My Uber driver recognizes the restaurant’s address before it even opens. “RPM Italian, is it really here?” he asks. Next, he’s pounding the steering wheel shouting, “I’ve been counting down to this one. That Giuliana, she’s on TV!”

He’s talking about Giuliana Rancic of E! News and Fashion Police fame and her husband, Bill Rancic, the entrepreneur who won the first season of The Apprentice. And now, the Rancics are partners in the sprawling Italian restaurant with a chic aesthetic opening today in Mount Vernon Square.

“It was important for them, and it’s important for us, that this is not a celebrity restaurant. This is a great restaurant that celebrities are partners in,” says Jerrod Melman, who co-owns the Lettuce Entertain You restaurant along with siblings R.J. Melman and Molly Melman as well as chef Doug Psaltis. The Melmans say the Rancics contribute to design, menu planning, staffing, and schmoozing with guests.

The flagship (and only other) RPM Italian location is in Chicago. The group selected the District for the second location because Giuliana Rancic is from the area, and her parents still call Bethesda home, according to Jerrod Melman. R.J. Melman adds that Chicago-based Lettuce Entertain You has been in the D.C. area for 17 years, with 10 concepts including Summer House Santa Monica and Stella Barra Pizzeria in North Bethesda’s Pike & Rose development.

Those who have visited the Windy City original will recognize the sleek black and white design spread throughout the 12-seat bar, 150-seat main dining room, and 80-seat private dining room. “We think there’s a lot of lighting. We want to make it so people look tan,” Jerrod Melman says. A patio, where you can get a real tan, is also in the works.

Patrons may also recognize much of the menu, which is locally looked after by Executive Chef Gabe Thompson. He comes from New York’s L’Artusi, dell’Anima, and Anfora. Dinner spans hot and cold antipasti, raw bar platters, mini-pizzas, 10 house-made pastas, steaks and chops, classics like eggplant Parmesan, and “simply prepared seafood.” A greater emphasis on the ocean is a notable departure from Chicago. Psaltis names the Atlantic cod with Mahogany clams, corn, and blue crab as one dish that “screams East Coast.”

Despite the fact that four-ounce portions of pasta ($14 to $29) are meant to be a part of the progression of a meal instead of the main course, Psaltis estimates they’ll go through 250 pounds of pasta a night in D.C. “One thousand portions divided by four, that’s a lot of flour and eggs,” he says. The chefs’ top recommendations include Mama DePandi’s pomodoro (the dish follows Giuliana Rancic’s mother’s recipe) and the spicy king crab over squid ink spaghetti.
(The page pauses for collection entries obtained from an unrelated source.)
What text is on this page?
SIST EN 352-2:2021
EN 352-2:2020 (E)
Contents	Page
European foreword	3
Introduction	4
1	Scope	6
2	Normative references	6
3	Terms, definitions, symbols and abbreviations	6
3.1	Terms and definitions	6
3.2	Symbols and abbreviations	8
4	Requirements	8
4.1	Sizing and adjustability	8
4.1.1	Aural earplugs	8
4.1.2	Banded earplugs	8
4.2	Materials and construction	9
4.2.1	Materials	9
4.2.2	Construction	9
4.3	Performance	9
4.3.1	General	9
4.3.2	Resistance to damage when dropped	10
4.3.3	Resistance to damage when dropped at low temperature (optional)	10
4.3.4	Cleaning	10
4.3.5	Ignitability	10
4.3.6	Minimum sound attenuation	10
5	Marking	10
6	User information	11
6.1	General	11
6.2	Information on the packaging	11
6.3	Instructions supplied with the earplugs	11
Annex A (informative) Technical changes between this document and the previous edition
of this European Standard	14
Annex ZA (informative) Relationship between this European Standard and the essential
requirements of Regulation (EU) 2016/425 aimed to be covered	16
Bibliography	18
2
Other menu highlights include the mammoth bistecca Fiorentina, which comes from a butcher shop in the Bronx and gets dry-aged for 20 days, and the 600-day aged prosciutto from Italy that was the main attraction at the grand opening party Monday.
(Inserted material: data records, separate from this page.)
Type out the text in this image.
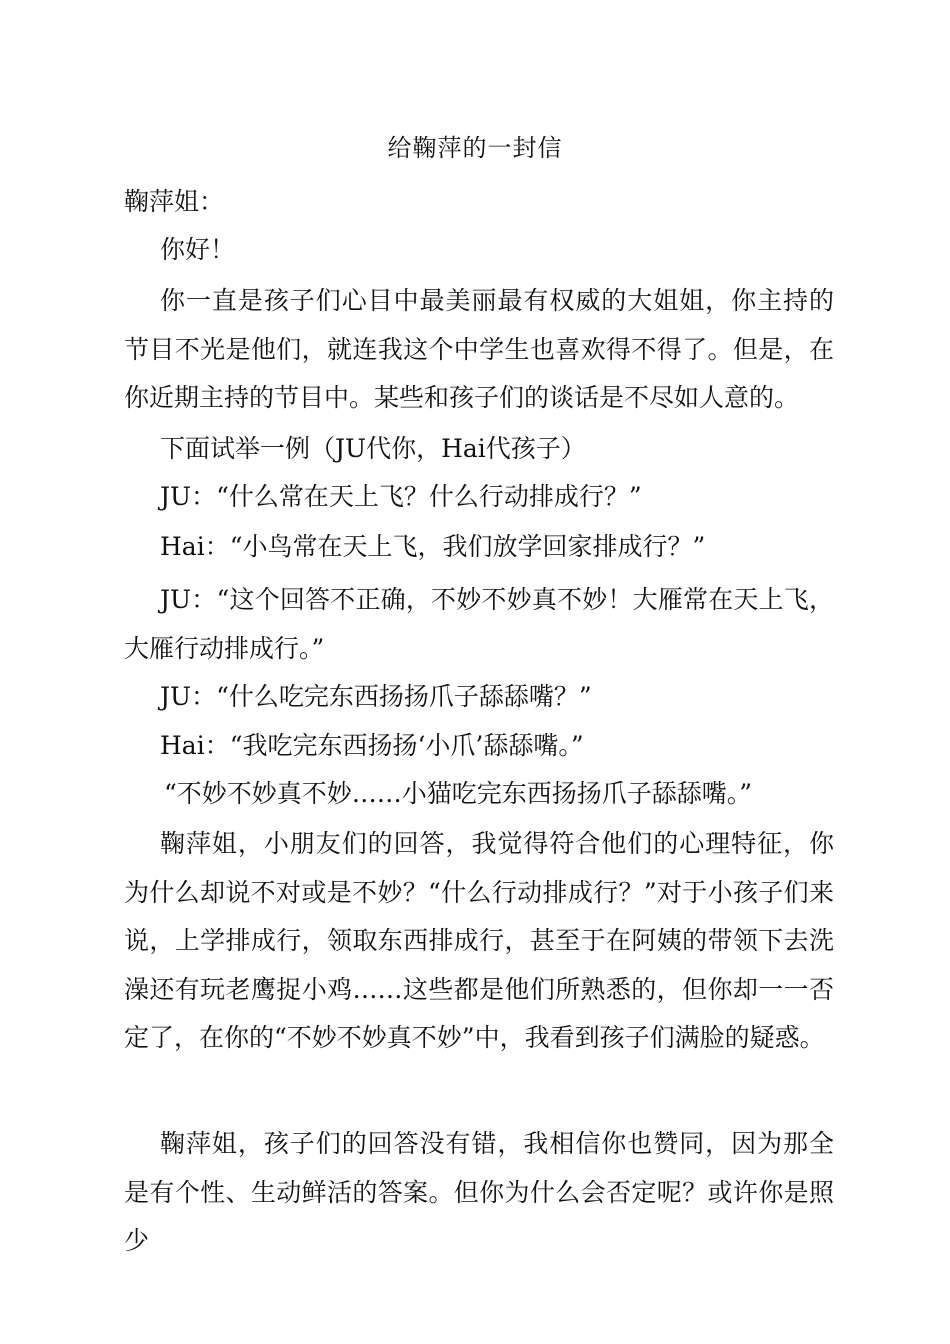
给鞠萍的一封信
鞠萍姐：
你好！
你一直是孩子们心目中最美丽最有权威的大姐姐，你主持的节目不光是他们，就连我这个中学生也喜欢得不得了。但是，在你近期主持的节目中。某些和孩子们的谈话是不尽如人意的。
下面试举一例（JU代你，Hai代孩子）
JU：“什么常在天上飞？什么行动排成行？”
Hai：“小鸟常在天上飞，我们放学回家排成行？”
JU：“这个回答不正确，不妙不妙真不妙！大雁常在天上飞，大雁行动排成行。”
JU：“什么吃完东西扬扬爪子舔舔嘴？”
Hai：“我吃完东西扬扬‘小爪’舔舔嘴。”
“不妙不妙真不妙……小猫吃完东西扬扬爪子舔舔嘴。”
鞠萍姐，小朋友们的回答，我觉得符合他们的心理特征，你为什么却说不对或是不妙？“什么行动排成行？”对于小孩子们来说，上学排成行，领取东西排成行，甚至于在阿姨的带领下去洗澡还有玩老鹰捉小鸡……这些都是他们所熟悉的，但你却一一否定了，在你的“不妙不妙真不妙”中，我看到孩子们满脸的疑惑。
鞠萍姐，孩子们的回答没有错，我相信你也赞同，因为那全是有个性、生动鲜活的答案。但你为什么会否定呢？或许你是照少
Bartender Julian Cox oversees the cocktail program, which stars Italian ingredients such as various amari and Prosecco, and Richard Hanauer curates the wine list of more than 100 bottles, primarily domestic and Italian. The restaurant will open with dinner Mondays through Saturdays with plans to serve lunch in the future.

The Melman brothers say they know they’ll attract the business crowd, given the law firm upstairs, but they hope to be a lot of things to a lot of people. “When we opened our first restaurant going back eight years, we wanted it to be ‘scene-y,’ but we realized later on that we never wanted to create a place that was exclusive,” Jerrod Melman says.